Мордред произнес эти слова с очевидной благодарностью. Он позабыл, какое посланье она велела искать ему в кристалле. Он отчаянно желал, чтобы эта беседа подошла к концу. Едкий дым масла в лампе, смешанный с душными запахами королевиных притираний, действовал на него угнетающе. Голова у него кружилась. Даже шум моря доносился теперь словно из иного мира. Он пойман в ловушку потаенного безмолвия в этой древней и лишенной воздуха гробнице, наедине с королевой-ведьмой, которая дурачит его своими вопросами и смущает странными переменами в настроении.
Теперь Моргауза пристально наблюдала за ним. Странное выражение ее лица заставило втянуть Мордреда голову в плечи, как будто ни с того ни с сего он почувствовал себя чужим в собственном теле. Не желая этого знать, но для того, чтобы нарушить молчанье, он спросил:
— Ты видела что-нибудь в озерце, госпожа?

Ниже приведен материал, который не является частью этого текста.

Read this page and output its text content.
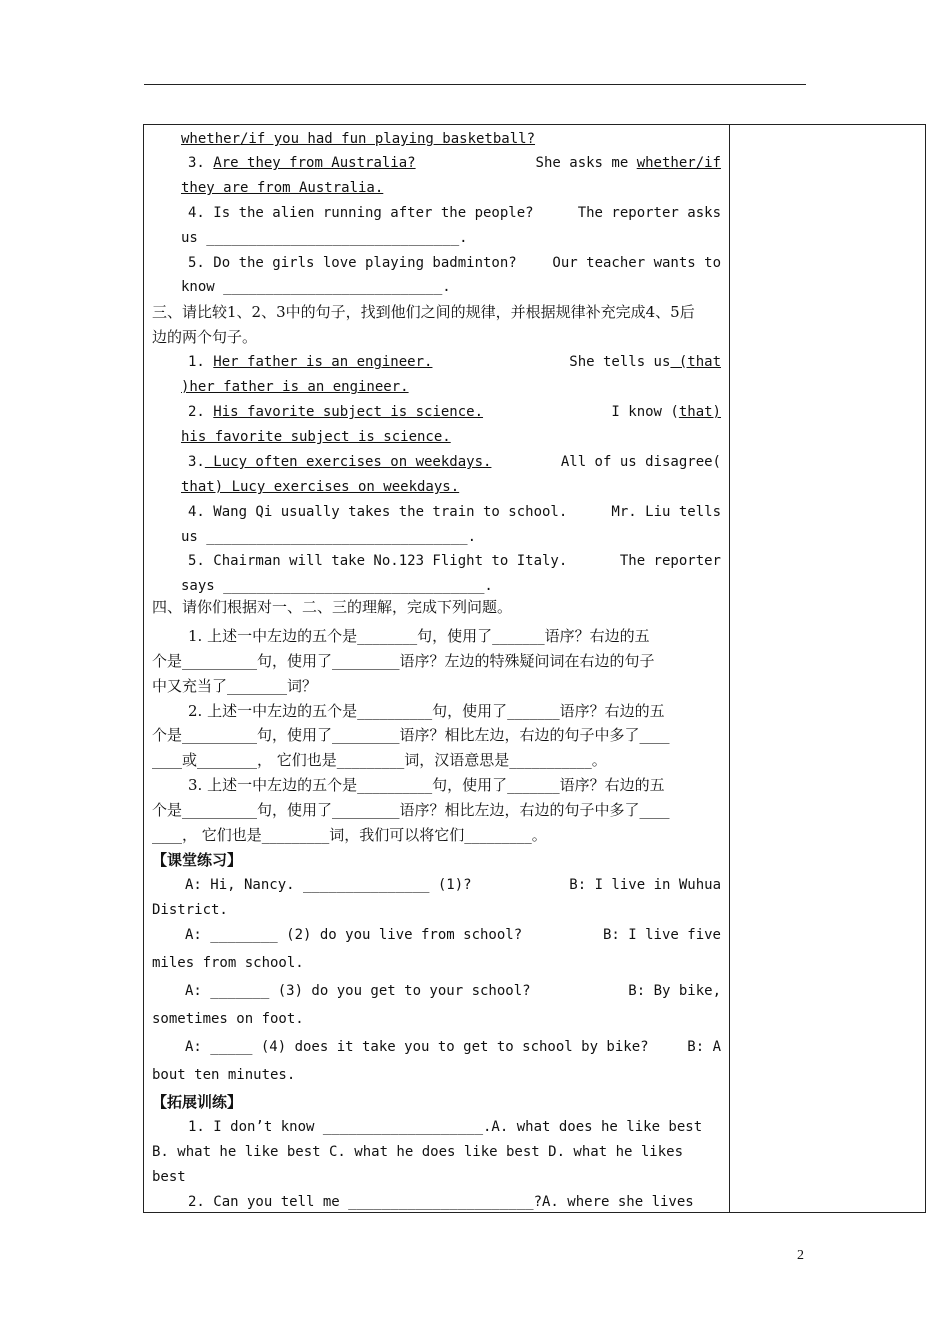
whether/if you had fun playing basketball?
3. Are they from Australia?	She asks me whether/if
they are from Australia.
4. Is the alien running after the people?	The reporter asks
us ______________________________.
5. Do the girls love playing badminton?	Our teacher wants to
know __________________________.
三、请比较1、2、3中的句子，找到他们之间的规律，并根据规律补充完成4、5后
边的两个句子。
1. Her father is an engineer.	She tells us (that
)her father is an engineer.
2. His favorite subject is science.	I know (that)
his favorite subject is science.
3. Lucy often exercises on weekdays.	All of us disagree(
that) Lucy exercises on weekdays.
4. Wang Qi usually takes the train to school.	Mr. Liu tells
us _______________________________.
5. Chairman will take No.123 Flight to Italy.	The reporter
says _______________________________.
四、请你们根据对一、二、三的理解，完成下列问题。
1. 上述一中左边的五个是________句，使用了_______语序？右边的五
个是__________句，使用了_________语序？左边的特殊疑问词在右边的句子
中又充当了________词？
2. 上述一中左边的五个是__________句，使用了_______语序？右边的五
个是__________句，使用了_________语序？相比左边，右边的句子中多了____
____或________， 它们也是_________词，汉语意思是___________。
3. 上述一中左边的五个是__________句，使用了_______语序？右边的五
个是__________句，使用了_________语序？相比左边，右边的句子中多了____
____， 它们也是_________词，我们可以将它们_________。
【课堂练习】
A: Hi, Nancy. _______________ (1)?	B: I live in Wuhua
District.
A: ________ (2) do you live from school?	B: I live five
miles from school.
A: _______ (3) do you get to your school?	B: By bike,
sometimes on foot.
A: _____ (4) does it take you to get to school by bike?	B: A
bout ten minutes.
【拓展训练】
1. I don’t know ___________________.A. what does he like best
B. what he like best C. what he does like best D. what he likes
best
2. Can you tell me ______________________?A. where she lives
2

— Действительно видела. Оно еще там, виденье, которое явилось мне вчера, и являлось раньше, являлось еще до того, как прибыл Артуров гонец. — Ее голос стал глубоким, низким и ровным, но в мертвом воздухе подземелья не обрел эха. — Я видела хрустальный грот, а в нем — моего врага. Мой мертвый враг лежал меж свечей на погребальном помосте; нет сомненья, он гниет, погружаясь в забвенье людское, как я однажды прокляла его. И я видела самого Дракона, возлюбленного моего брата Артура, сидящего среди своих позолоченных башен, подле своей бесплодной королевы в ожиданье того, когда его корабль вернется на Инис Витрин. А еще — саму себя и моих сыновей, и тебя, Мордред; все вместе мы несли дары королю, и за самыми вратами Камелота наконец… наконец… И тут виденье поблекло, но я еще успела увидеть, как он идет к нам, Мордред, как сам Дракон идет к нам… Бескрылый теперь Дракон, готовый прислушаться к иным голосам, испробовать иное волшебство и возлечь с иными советчиками. — Тут она рассмеялась, но смех ее был столь же гнетущ и пугающ, как и выраженье лица. — Как сделал он это однажды в прошлом. Подойди ко мне, Мордред. Нет, оставь лампу. Мы сейчас вернемся наверх. Подойди ко мне. Ближе.